Health risk number two is more serious than an amine toxin. Wine now regularly contains a known carcinogen: ethyl carbamate.
Ethyl carbamate production is in part a result of vineyards using fertilisers. Fertilisers increase nitrogen levels in the ground which ultimately develop into ethyl carbamate.
But two wines from the same patch of land and with the same nitrogen levels can produce different ethyl carbamate levels, warns Prof Sanliang Gu, also of California University, Fresno, an expert in ethyl carbamate production.
"If a wine is exposed to high temperature at any point, it increases the likelihood of the wine's ethyl carbamate level going up."
There is an argument that says changing consumer tastes means winemakers are now tempted to macerate and ferment wines at higher temperatures, to extract a more fruity juice. Not all observers of the wine trade agree with this.
"Why would a winemaker want to heat a wine?" asks Monica Murphy. "Most of them are desperate to keep the temperature down."
However, Murphy acknowledges that one leading global brand pasteurises their wine, which means heating it to 62 degrees Celsius.
It is not unknown in Spain and France to heat wines to create aromas that resemble those of the New World.
Jean Claude Paret, a winemaker at Chateau La Fauconnerie in the Montagne St Emilion, says: "It is happening. Heating during maceration and fermentation is happening. The wine will not be fresh but the wine will have the fruit, the jam." Paret deplores the practice because it kills what he calls the freshness of the wine. Nonetheless, it produces those strong fruit flavours that Irish buyers enjoy.
But the health risks lie not just in production. A recent study showed that when wine is shipped, for every 14 degrees Fahrenheit that it increases in temperature, the ethyl carbamate levels double.
Gu points out that it has also been discovered that storage is as important as fermentation in determining ethyl carbamate levels. So whether it is in the production of wine, the storage of wine or the transportation, a danger of increased carcinogens exists.

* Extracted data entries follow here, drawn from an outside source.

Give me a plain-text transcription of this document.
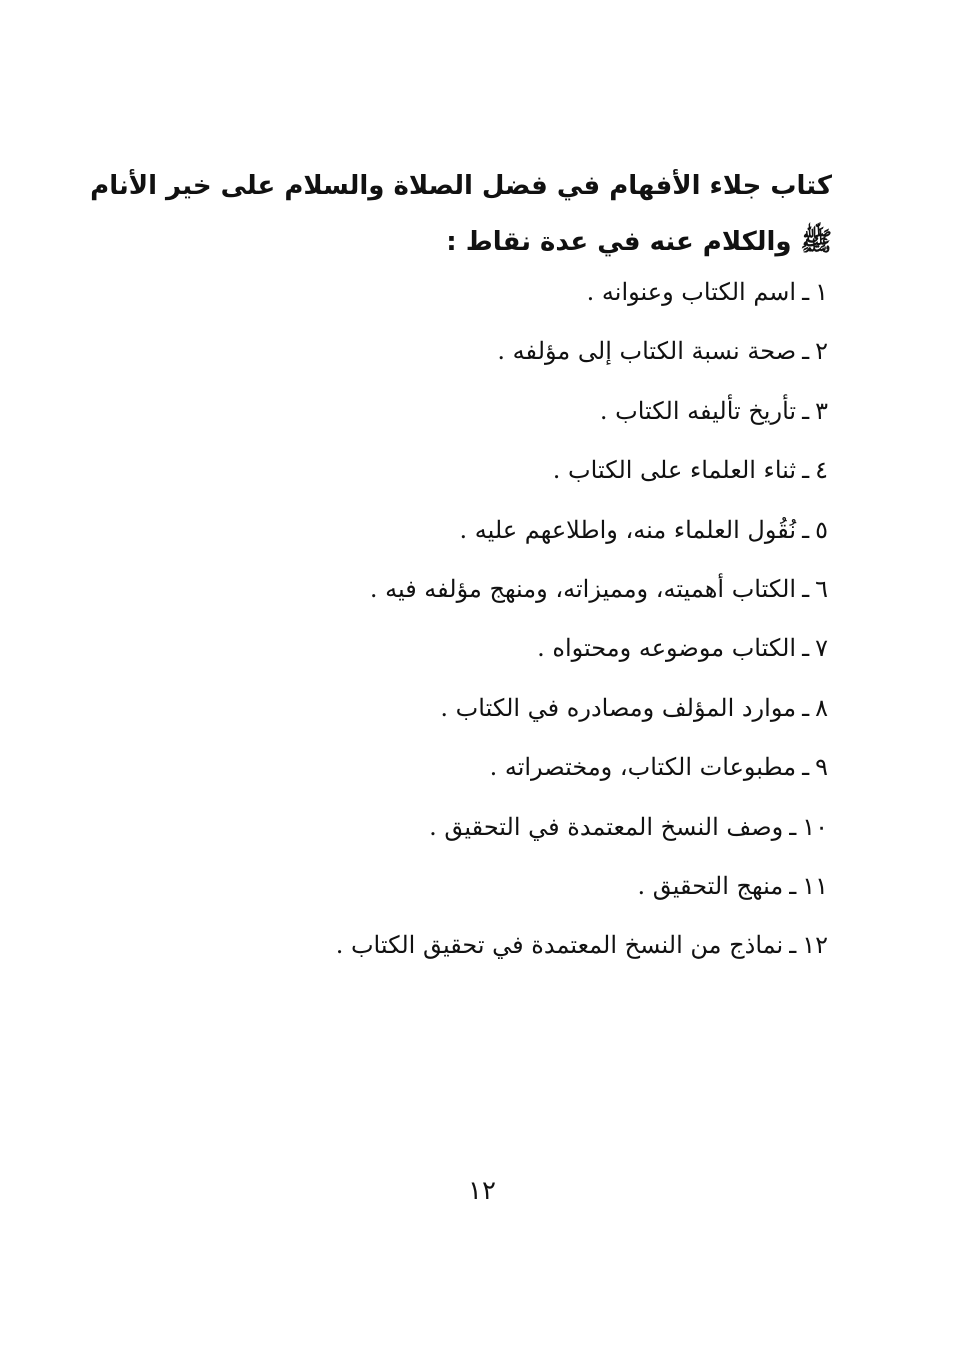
كتاب جلاء الأفهام في فضل الصلاة والسلام على خير الأنام
ﷺ والكلام عنه في عدة نقاط :
١ـاسم الكتاب وعنوانه .
٢ـصحة نسبة الكتاب إلى مؤلفه .
٣ـتأريخ تأليفه الكتاب .
٤ـثناء العلماء على الكتاب .
٥ـنُقُول العلماء منه، واطلاعهم عليه .
٦ـالكتاب أهميته، ومميزاته، ومنهج مؤلفه فيه .
٧ـالكتاب موضوعه ومحتواه .
٨ـموارد المؤلف ومصادره في الكتاب .
٩ـمطبوعات الكتاب، ومختصراته .
١٠ـوصف النسخ المعتمدة في التحقيق .
١١ـمنهج التحقيق .
١٢ـنماذج من النسخ المعتمدة في تحقيق الكتاب .
١٢
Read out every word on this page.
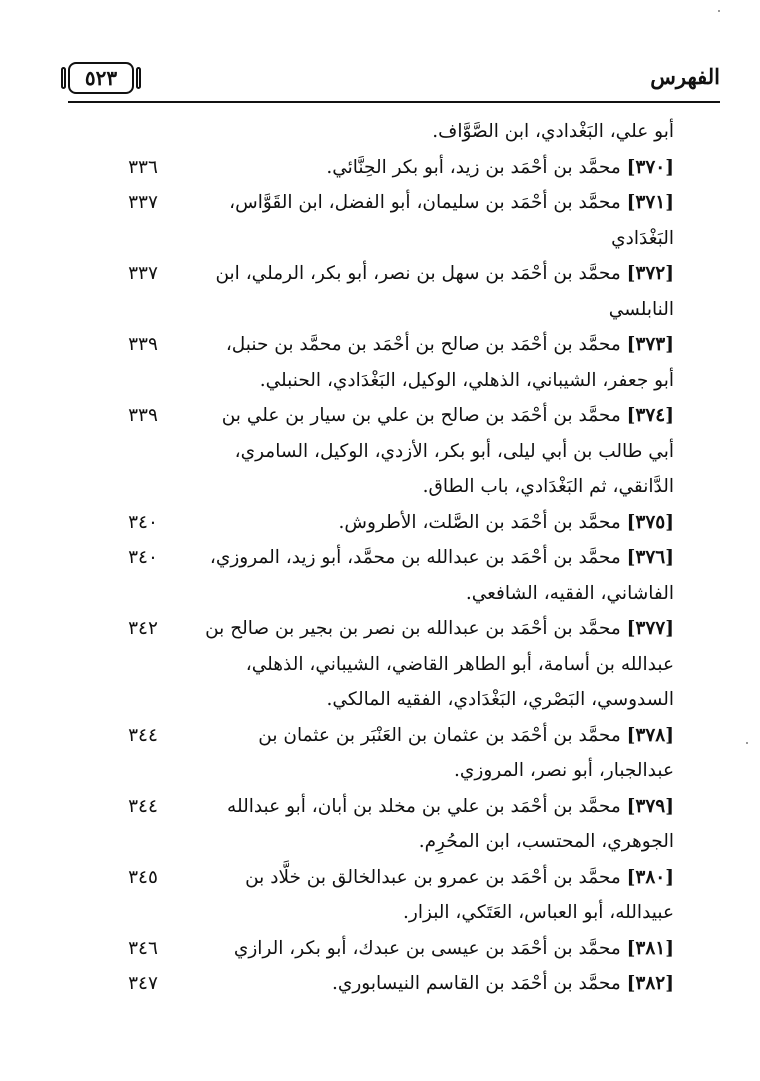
٥٢٣	الفهرس
أبو علي، البَغْدادي، ابن الصَّوَّاف.
[٣٧٠] محمَّد بن أحْمَد بن زيد، أبو بكر الحِنَّائي.
٣٣٦
[٣٧١] محمَّد بن أحْمَد بن سليمان، أبو الفضل، ابن القَوَّاس، البَغْدَادي
٣٣٧
[٣٧٢] محمَّد بن أحْمَد بن سهل بن نصر، أبو بكر، الرملي، ابن النابلسي
٣٣٧
[٣٧٣] محمَّد بن أحْمَد بن صالح بن أحْمَد بن محمَّد بن حنبل، أبو جعفر، الشيباني، الذهلي، الوكيل، البَغْدَادي، الحنبلي.
٣٣٩
[٣٧٤] محمَّد بن أحْمَد بن صالح بن علي بن سيار بن علي بن أبي طالب بن أبي ليلى، أبو بكر، الأزدي، الوكيل، السامري، الدَّانقي، ثم البَغْدَادي، باب الطاق.
٣٣٩
[٣٧٥] محمَّد بن أحْمَد بن الصَّلت، الأطروش.
٣٤٠
[٣٧٦] محمَّد بن أحْمَد بن عبدالله بن محمَّد، أبو زيد، المروزي، الفاشاني، الفقيه، الشافعي.
٣٤٠
[٣٧٧] محمَّد بن أحْمَد بن عبدالله بن نصر بن بجير بن صالح بن عبدالله بن أسامة، أبو الطاهر القاضي، الشيباني، الذهلي، السدوسي، البَصْري، البَغْدَادي، الفقيه المالكي.
٣٤٢
[٣٧٨] محمَّد بن أحْمَد بن عثمان بن العَنْبَر بن عثمان بن عبدالجبار، أبو نصر، المروزي.
٣٤٤
[٣٧٩] محمَّد بن أحْمَد بن علي بن مخلد بن أبان، أبو عبدالله الجوهري، المحتسب، ابن المحُرِم.
٣٤٤
[٣٨٠] محمَّد بن أحْمَد بن عمرو بن عبدالخالق بن خلَّاد بن عبيدالله، أبو العباس، العَتَكي، البزار.
٣٤٥
[٣٨١] محمَّد بن أحْمَد بن عيسى بن عبدك، أبو بكر، الرازي
٣٤٦
[٣٨٢] محمَّد بن أحْمَد بن القاسم النيسابوري.
٣٤٧
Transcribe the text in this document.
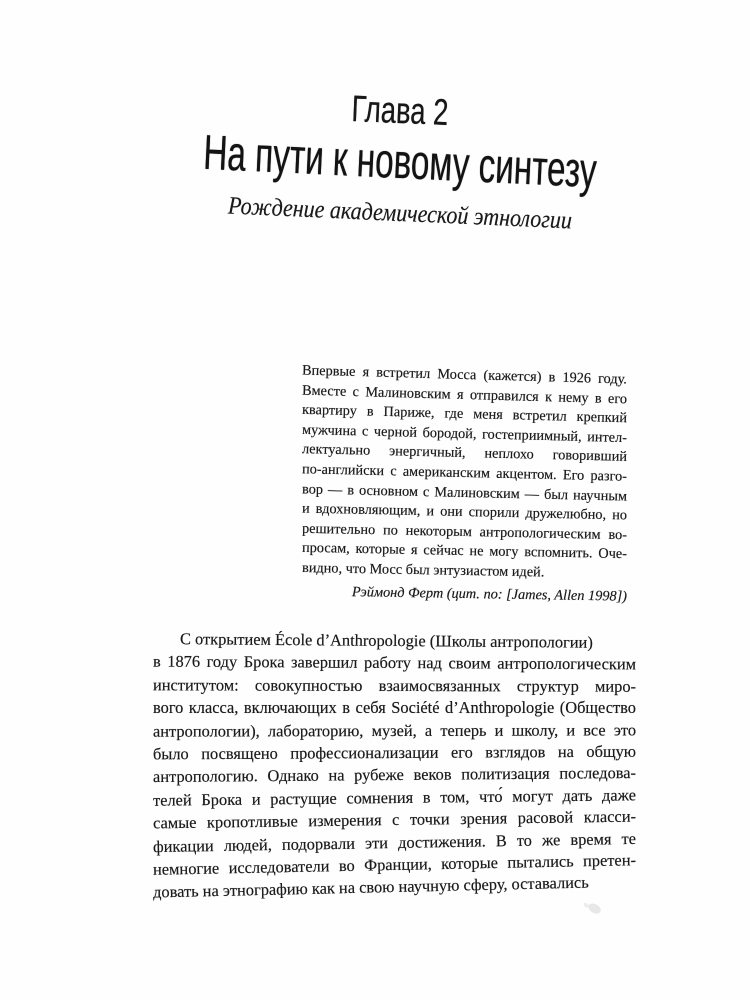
Глава 2
На пути к новому синтезу
Рождение академической этнологии
Впервые я встретил Мосса (кажется) в 1926 году.
Вместе с Малиновским я отправился к нему в его
квартиру в Париже, где меня встретил крепкий
мужчина с черной бородой, гостеприимный, интел-
лектуально энергичный, неплохо говоривший
по-английски с американским акцентом. Его разго-
вор — в основном с Малиновским — был научным
и вдохновляющим, и они спорили дружелюбно, но
решительно по некоторым антропологическим во-
просам, которые я сейчас не могу вспомнить. Оче-
видно, что Мосс был энтузиастом идей.
Рэймонд Ферт (цит. по: [James, Allen 1998])
С открытием École d’Anthropologie (Школы антропологии)
в 1876 году Брока завершил работу над своим антропологическим
институтом: совокупностью взаимосвязанных структур миро-
вого класса, включающих в себя Société d’Anthropologie (Общество
антропологии), лабораторию, музей, а теперь и школу, и все это
было посвящено профессионализации его взглядов на общую
антропологию. Однако на рубеже веков политизация последова-
телей Брока и растущие сомнения в том, что́ могут дать даже
самые кропотливые измерения с точки зрения расовой класси-
фикации людей, подорвали эти достижения. В то же время те
немногие исследователи во Франции, которые пытались претен-
довать на этнографию как на свою научную сферу, оставались
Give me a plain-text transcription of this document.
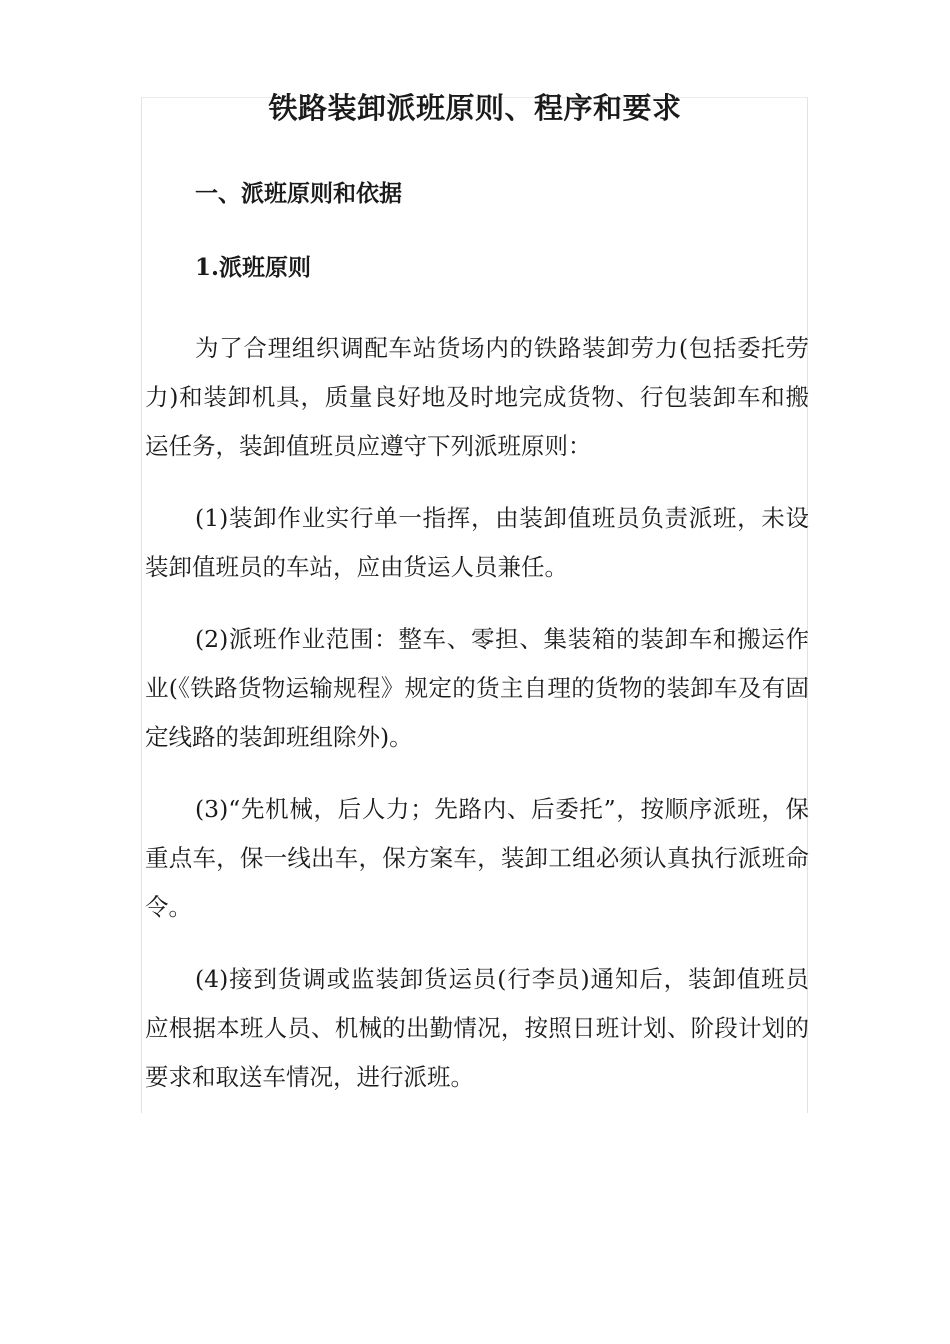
铁路装卸派班原则、程序和要求
一、派班原则和依据
1.派班原则

为了合理组织调配车站货场内的铁路装卸劳力(包括委托劳力)和装卸机具，质量良好地及时地完成货物、行包装卸车和搬运任务，装卸值班员应遵守下列派班原则：

(1)装卸作业实行单一指挥，由装卸值班员负责派班，未设装卸值班员的车站，应由货运人员兼任。

(2)派班作业范围：整车、零担、集装箱的装卸车和搬运作业(《铁路货物运输规程》规定的货主自理的货物的装卸车及有固定线路的装卸班组除外)。

(3)“先机械，后人力；先路内、后委托”，按顺序派班，保重点车，保一线出车，保方案车，装卸工组必须认真执行派班命令。

(4)接到货调或监装卸货运员(行李员)通知后，装卸值班员应根据本班人员、机械的出勤情况，按照日班计划、阶段计划的要求和取送车情况，进行派班。
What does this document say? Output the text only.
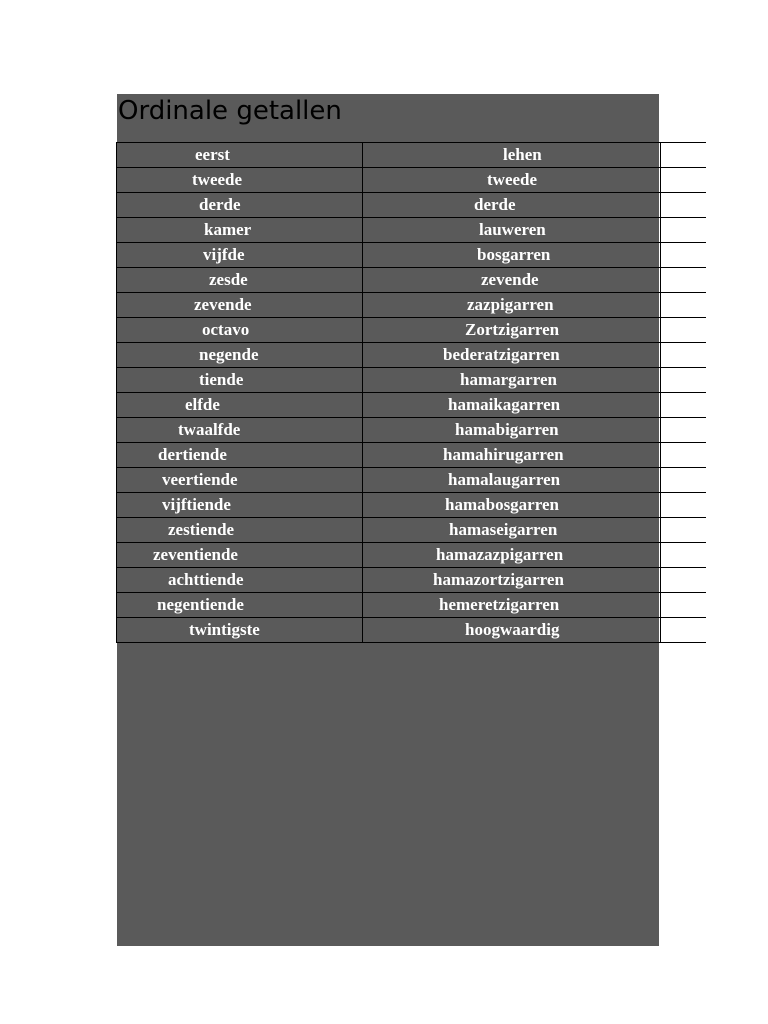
Ordinale getallen
eerst	lehen
tweede	tweede
derde	derde
kamer	lauweren
vijfde	bosgarren
zesde	zevende
zevende	zazpigarren
octavo	Zortzigarren
negende	bederatzigarren
tiende	hamargarren
elfde	hamaikagarren
twaalfde	hamabigarren
dertiende	hamahirugarren
veertiende	hamalaugarren
vijftiende	hamabosgarren
zestiende	hamaseigarren
zeventiende	hamazazpigarren
achttiende	hamazortzigarren
negentiende	hemeretzigarren
twintigste	hoogwaardig
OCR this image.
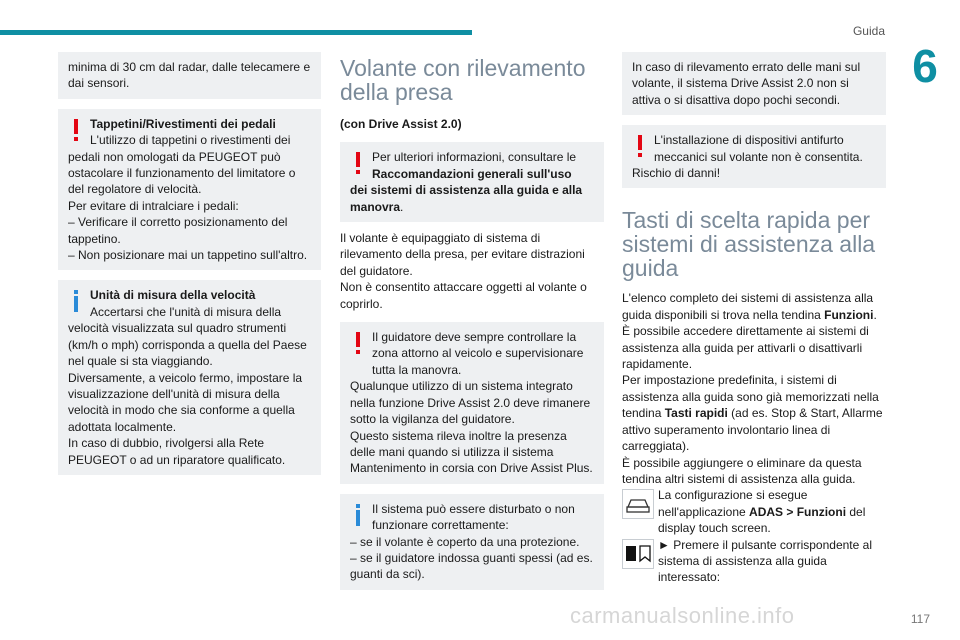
Guida
6
minima di 30 cm dal radar, dalle telecamere e dai sensori.
Tappetini/Rivestimenti dei pedali
L'utilizzo di tappetini o rivestimenti dei
pedali non omologati da PEUGEOT può ostacolare il funzionamento del limitatore o del regolatore di velocità.
Per evitare di intralciare i pedali:
– Verificare il corretto posizionamento del tappetino.
– Non posizionare mai un tappetino sull'altro.
Unità di misura della velocità
Accertarsi che l'unità di misura della
velocità visualizzata sul quadro strumenti (km/h o mph) corrisponda a quella del Paese nel quale si sta viaggiando.
Diversamente, a veicolo fermo, impostare la visualizzazione dell'unità di misura della velocità in modo che sia conforme a quella adottata localmente.
In caso di dubbio, rivolgersi alla Rete PEUGEOT o ad un riparatore qualificato.
Volante con rilevamento della presa
(con Drive Assist 2.0)
Per ulteriori informazioni, consultare le
Raccomandazioni generali sull'uso
dei sistemi di assistenza alla guida e alla manovra.
Il volante è equipaggiato di sistema di rilevamento della presa, per evitare distrazioni del guidatore.
Non è consentito attaccare oggetti al volante o coprirlo.
Il guidatore deve sempre controllare la
zona attorno al veicolo e supervisionare tutta la manovra.
Qualunque utilizzo di un sistema integrato nella funzione Drive Assist 2.0 deve rimanere sotto la vigilanza del guidatore.
Questo sistema rileva inoltre la presenza delle mani quando si utilizza il sistema Mantenimento in corsia con Drive Assist Plus.
Il sistema può essere disturbato o non
funzionare correttamente:
– se il volante è coperto da una protezione.
– se il guidatore indossa guanti spessi (ad es. guanti da sci).
In caso di rilevamento errato delle mani sul volante, il sistema Drive Assist 2.0 non si attiva o si disattiva dopo pochi secondi.
L'installazione di dispositivi antifurto
meccanici sul volante non è consentita.
Rischio di danni!
Tasti di scelta rapida per sistemi di assistenza alla guida
L'elenco completo dei sistemi di assistenza alla guida disponibili si trova nella tendina Funzioni.
È possibile accedere direttamente ai sistemi di assistenza alla guida per attivarli o disattivarli rapidamente.
Per impostazione predefinita, i sistemi di assistenza alla guida sono già memorizzati nella tendina Tasti rapidi (ad es. Stop & Start, Allarme attivo superamento involontario linea di carreggiata).
È possibile aggiungere o eliminare da questa tendina altri sistemi di assistenza alla guida.
La configurazione si esegue nell'applicazione ADAS > Funzioni del display touch screen.
► Premere il pulsante corrispondente al sistema di assistenza alla guida interessato:
carmanualsonline.info	117
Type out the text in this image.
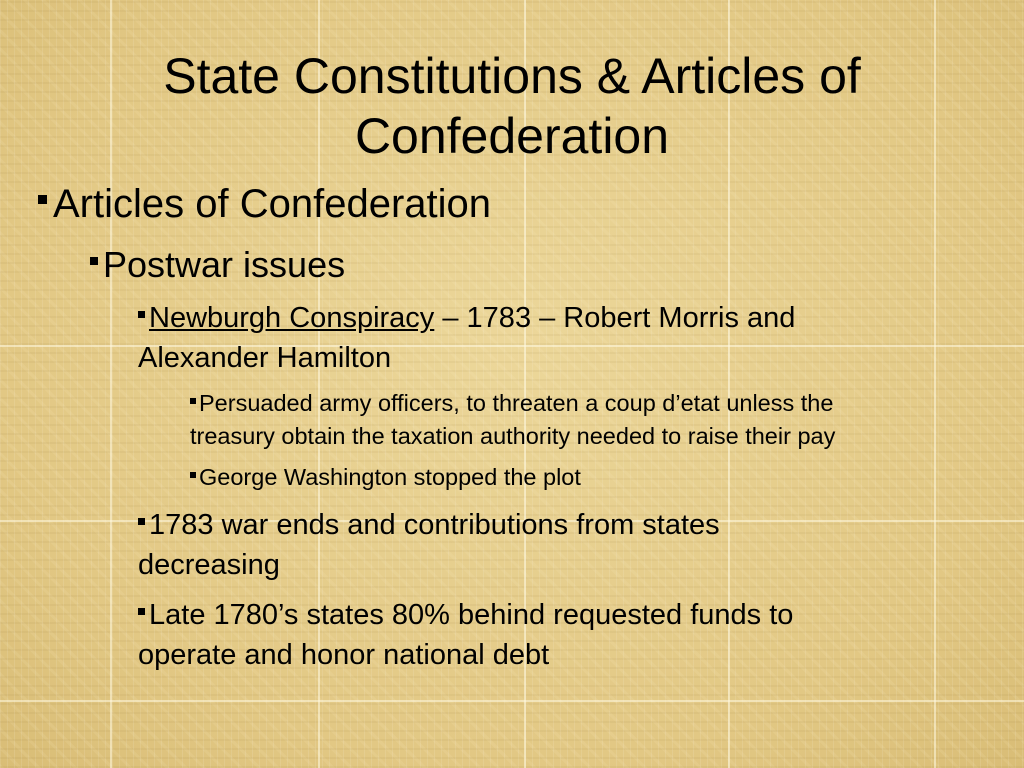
State Constitutions & Articles of
Confederation
Articles of Confederation
Postwar issues
Newburgh Conspiracy – 1783 – Robert Morris and
Alexander Hamilton
Persuaded army officers, to threaten a coup d’etat unless the
treasury obtain the taxation authority needed to raise their pay
George Washington stopped the plot
1783 war ends and contributions from states
decreasing
Late 1780’s states 80% behind requested funds to
operate and honor national debt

How much ethyl carbamate is too much for our health?
"The world seems to be watching the US on this and we produce at a limit of 14-15 parts per billion," says Fugelsang. "It's not difficult to achieve that with reasonable management and fertilisation."
With wine currently at uncertain risk from ethyl carbamate production, is there a case for regulation? Monica Murphy thinks so: "I certainly think that if people are finding there are chemical changes in wine, there should be regulation."
Fugelsang has been expecting regulation for more than a decade. "We've been studying the problem [ of fermentation] since the early 1990s and every year we expect to see regulations put in force, but so far it hasn't happened."
He observes also that the problem can be resolved by identifying strains of yeast that limit the potential for ethyl carbamate production.
"If everything was regulated tomorrow we'd be looking for those strains that eliminate the problem," says Fugelsang, putting forward the strongest possible case for regulation, perhaps without knowing it.